Don't disregard Japanese firms' dissatisfaction
We're extremely concerned to learn that a recent survey by the Japanese External Trade Organisation (Jetro) found that 71 percent of Japanese firms operating in Bangladesh are dissatisfied with the general business environment. The findings are particularly distressing, given the fact that Japan had stated last year that they view Bangladesh "as a frontier for foreign investment," and had expected more investment flowing into our nation in the coming years. Japan also happens to be our biggest bilateral development partner since the inception of our nation. So, if Japanese firms are now increasingly dissatisfied, will we be wrong to glean that the alarm bells posed in this survey also apply to all foreign investors?
The Japanese firms in the survey stated that, compared to other ASEAN countries, Bangladesh's exchange rate volatility, difficulties in procuring local raw materials, shortage of electricity, frequency of power cuts, and complicated customs procedures pose significant barriers to their business operations. The reasons cited by the firms undoubtedly undergird core issues prevailing in our economy today. But the tragedy of the situation is that these issues are indeed easily addressable.
Since the dawn of the crisis, experts have shown great concern regarding the free-falling depreciation of taka. Yet, Bangladesh Bank has repeatedly failed to undertake key measures to pull the brakes on ongoing exchange rate volatility. On the other hand, the ongoing energy crisis fuelled by the authorities' unwillingness to deviate from import-dependent energy policy has put further pressure on the foreign currency reserves, posing various roadblocks for both domestic and foreign businesses to thrive to their full potential. And, needless to say, ease of doing business, such as seamless customs procedures are integral to attracting foreign investment. We need to dramatically shift our current approach and work towards mitigating significant bureaucratic delays and red tape that detract our foreign investors.
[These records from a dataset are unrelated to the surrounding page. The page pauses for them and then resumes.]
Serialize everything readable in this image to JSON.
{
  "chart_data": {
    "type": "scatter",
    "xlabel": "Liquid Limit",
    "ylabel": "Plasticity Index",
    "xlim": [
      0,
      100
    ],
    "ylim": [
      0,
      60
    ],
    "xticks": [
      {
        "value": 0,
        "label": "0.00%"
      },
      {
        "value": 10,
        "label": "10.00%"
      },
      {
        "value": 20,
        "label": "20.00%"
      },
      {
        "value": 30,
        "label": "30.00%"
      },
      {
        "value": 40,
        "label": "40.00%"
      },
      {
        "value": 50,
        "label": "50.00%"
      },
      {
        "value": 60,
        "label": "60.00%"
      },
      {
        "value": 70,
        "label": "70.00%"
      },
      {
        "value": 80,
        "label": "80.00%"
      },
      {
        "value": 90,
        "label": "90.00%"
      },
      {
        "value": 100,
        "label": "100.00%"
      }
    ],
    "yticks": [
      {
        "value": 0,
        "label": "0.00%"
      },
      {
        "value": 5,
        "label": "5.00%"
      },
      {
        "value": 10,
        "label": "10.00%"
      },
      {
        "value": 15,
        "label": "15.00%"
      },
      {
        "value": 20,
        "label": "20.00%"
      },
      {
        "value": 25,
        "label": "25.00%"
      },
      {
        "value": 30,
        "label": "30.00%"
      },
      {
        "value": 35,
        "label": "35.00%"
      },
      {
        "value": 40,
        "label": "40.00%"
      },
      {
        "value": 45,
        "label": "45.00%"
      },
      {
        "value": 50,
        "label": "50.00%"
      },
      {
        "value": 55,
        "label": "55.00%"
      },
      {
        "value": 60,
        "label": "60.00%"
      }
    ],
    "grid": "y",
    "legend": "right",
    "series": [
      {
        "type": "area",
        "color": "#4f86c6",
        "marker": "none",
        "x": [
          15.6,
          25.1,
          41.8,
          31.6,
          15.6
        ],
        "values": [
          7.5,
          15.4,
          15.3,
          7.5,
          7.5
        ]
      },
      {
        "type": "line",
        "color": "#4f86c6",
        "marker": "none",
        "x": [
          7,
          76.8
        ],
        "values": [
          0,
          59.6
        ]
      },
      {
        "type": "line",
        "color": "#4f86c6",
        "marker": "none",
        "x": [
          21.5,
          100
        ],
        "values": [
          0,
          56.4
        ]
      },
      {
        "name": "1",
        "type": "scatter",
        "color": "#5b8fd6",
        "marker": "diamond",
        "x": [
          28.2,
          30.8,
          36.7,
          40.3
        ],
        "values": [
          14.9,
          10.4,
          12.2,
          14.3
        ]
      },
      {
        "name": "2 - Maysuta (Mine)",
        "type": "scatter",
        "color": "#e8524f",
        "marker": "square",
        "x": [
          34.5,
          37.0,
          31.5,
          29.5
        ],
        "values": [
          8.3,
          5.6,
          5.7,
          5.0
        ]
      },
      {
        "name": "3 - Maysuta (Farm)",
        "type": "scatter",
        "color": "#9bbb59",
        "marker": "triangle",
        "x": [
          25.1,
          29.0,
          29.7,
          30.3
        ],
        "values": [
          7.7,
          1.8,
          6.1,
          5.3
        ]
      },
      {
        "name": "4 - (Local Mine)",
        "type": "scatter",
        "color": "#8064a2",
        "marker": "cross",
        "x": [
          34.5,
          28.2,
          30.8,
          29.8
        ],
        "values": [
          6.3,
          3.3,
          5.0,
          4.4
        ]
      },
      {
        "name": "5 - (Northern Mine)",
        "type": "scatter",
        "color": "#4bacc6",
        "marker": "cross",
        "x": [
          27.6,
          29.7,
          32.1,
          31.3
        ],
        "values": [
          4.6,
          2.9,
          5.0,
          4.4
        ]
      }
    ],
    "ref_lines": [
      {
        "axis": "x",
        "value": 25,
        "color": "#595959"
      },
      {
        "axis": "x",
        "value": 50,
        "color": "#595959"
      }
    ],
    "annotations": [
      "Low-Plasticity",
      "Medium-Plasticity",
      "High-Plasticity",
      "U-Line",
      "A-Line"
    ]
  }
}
The truth is, the lack of necessary adjustments in our economic policies has debilitated our industries and the resulting adverse impacts are becoming increasingly inevitable. We know all too well that the government has a track record of brushing over such surveys that reveal alarming macroeconomic indicators. But in the current global crisis, and with our ambitious aims of economic growth with abundant foreign direct investment, the Jetro survey must be taken seriously. We urge the government to pay attention to the concerns underlined by the Japanese firms and introduce policy reforms to ensure a favourable climate for all foreign investors.